Ia menoleh. Dalam keremangan, dilihatnya ketegangan sedang meliputi wajah manis Orihime. Tangannya gemetaran.
"Apa kita akan baik-baik saja?" lontar gadis kecil itu, suaranya mendekati bisikan.
Ulquiorra yakin Orihime pun akhirnya paham dengan apa yang sedang mereka coba lakukan.
Bocah lelaki itu kembali meluruskan kepalanya ke depan. Genggaman tangannya dieratkan. Lalu ia mengangguk singkat.
"Kita akan menjalaninya, entah bagaimana."
/\/\/\/\/\/\/\/\/\/\/
"Hihihi."
Suara kekehan tawa itu terdengar berasal dari dalam pondok.
Ulquiorra sempat menaikan alis, sebelum mulai membuka pintu dan melongok ke dalam. Dilihatnya sesosok gadis berambut merah-jingga panjang sedang duduk santai di bangku meja makan.
"Onna,"
Suara dalam nan maskulin tersebut membuat dagu Orihime terjatuh dari topangan tangannya saat tubuhnya melonjak singkat.
Perempuan muda berparas ayu itu lantas mendongak, menyunggingkan senyum kaku. Sementara lelaki di hadapannya tetap berwajah datar, sudah terbiasa dengan perilaku konyol gadis yang tinggal satu atap dengannya itu.
"Apa yang kau lakukan, sudah melamun di sepagi ini." Ucapan tersebut lebih merujuk pada sindiran ketus si lelaki.
Orihime hanya mengelus kepala belakangnya dengan agak canggung. Mulutnya menyeringai malu. "Um, aku hanya sedang berpikir betapa asiknya jika kau punya empat tangan dengan empat kapak di masing-masingnya sehingga pekerjaan memotong kayu bakar akan menjadi lebih cepat—"
Gadis itu memelankan perkataannya ketika menyadari delikan tidak suka Ulquiorra yang jelas tidak setuju tubuhnya sembarangan dijadikan sebagai objek fantasinya.
"—dan mudah dilakukan." Orihime menggigit bibir bawahnya, menyadari tatapan yang dilempar lelaki itu semakin intens saja. "Oh, well, aku hanya berpikir— ehem, sedang mencoba menghabiskan waktu selama menunggumu selesai." Ralatnya.
Ulquiorra tidak memberi respon lebih jauh, seperti biasa.
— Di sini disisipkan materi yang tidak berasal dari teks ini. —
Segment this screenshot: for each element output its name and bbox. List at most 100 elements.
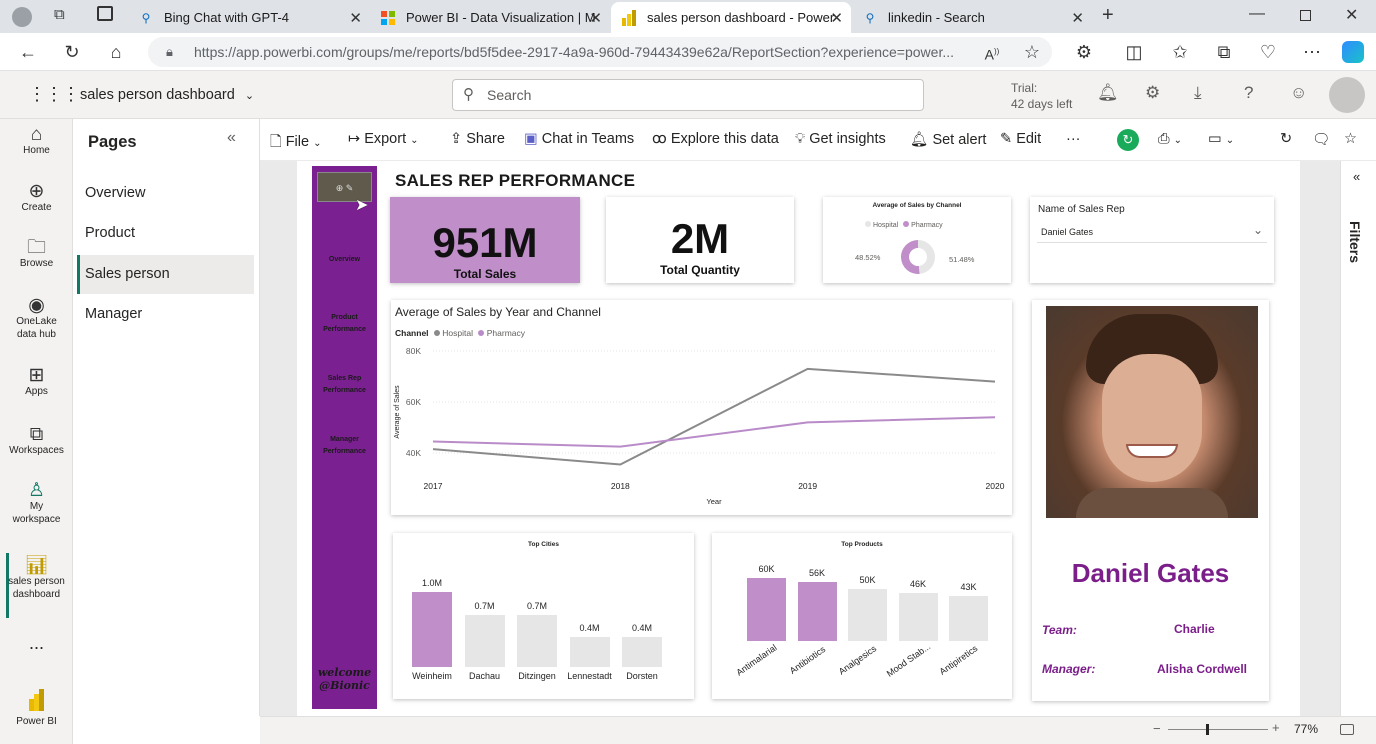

Orihime mengedikkan singkat bahunya. Sambil melihat Ulquiorra mulai duduk di sebrang tempatnya, si gadis ikut mendudukan diri.
Orihime mulai menuangkan air ke dalam gelas mereka, lalu mendorong satu gelas ke arah si lelaki, selagi ia bertanya. "Kau lebih memilih untuk makan, atau mandi dulu?"
"Makan." Jawab Ulquiorra singkat. Ia tahu sedari tadi gadis itu terus memandang ke arah makanan mereka dengan tatapan mata yang berbinar-binar.
Orihime tersenyum senang. "Oke."
Lantas mereka mulai menyantap sarapan di pagi itu, dalam kenyamanan.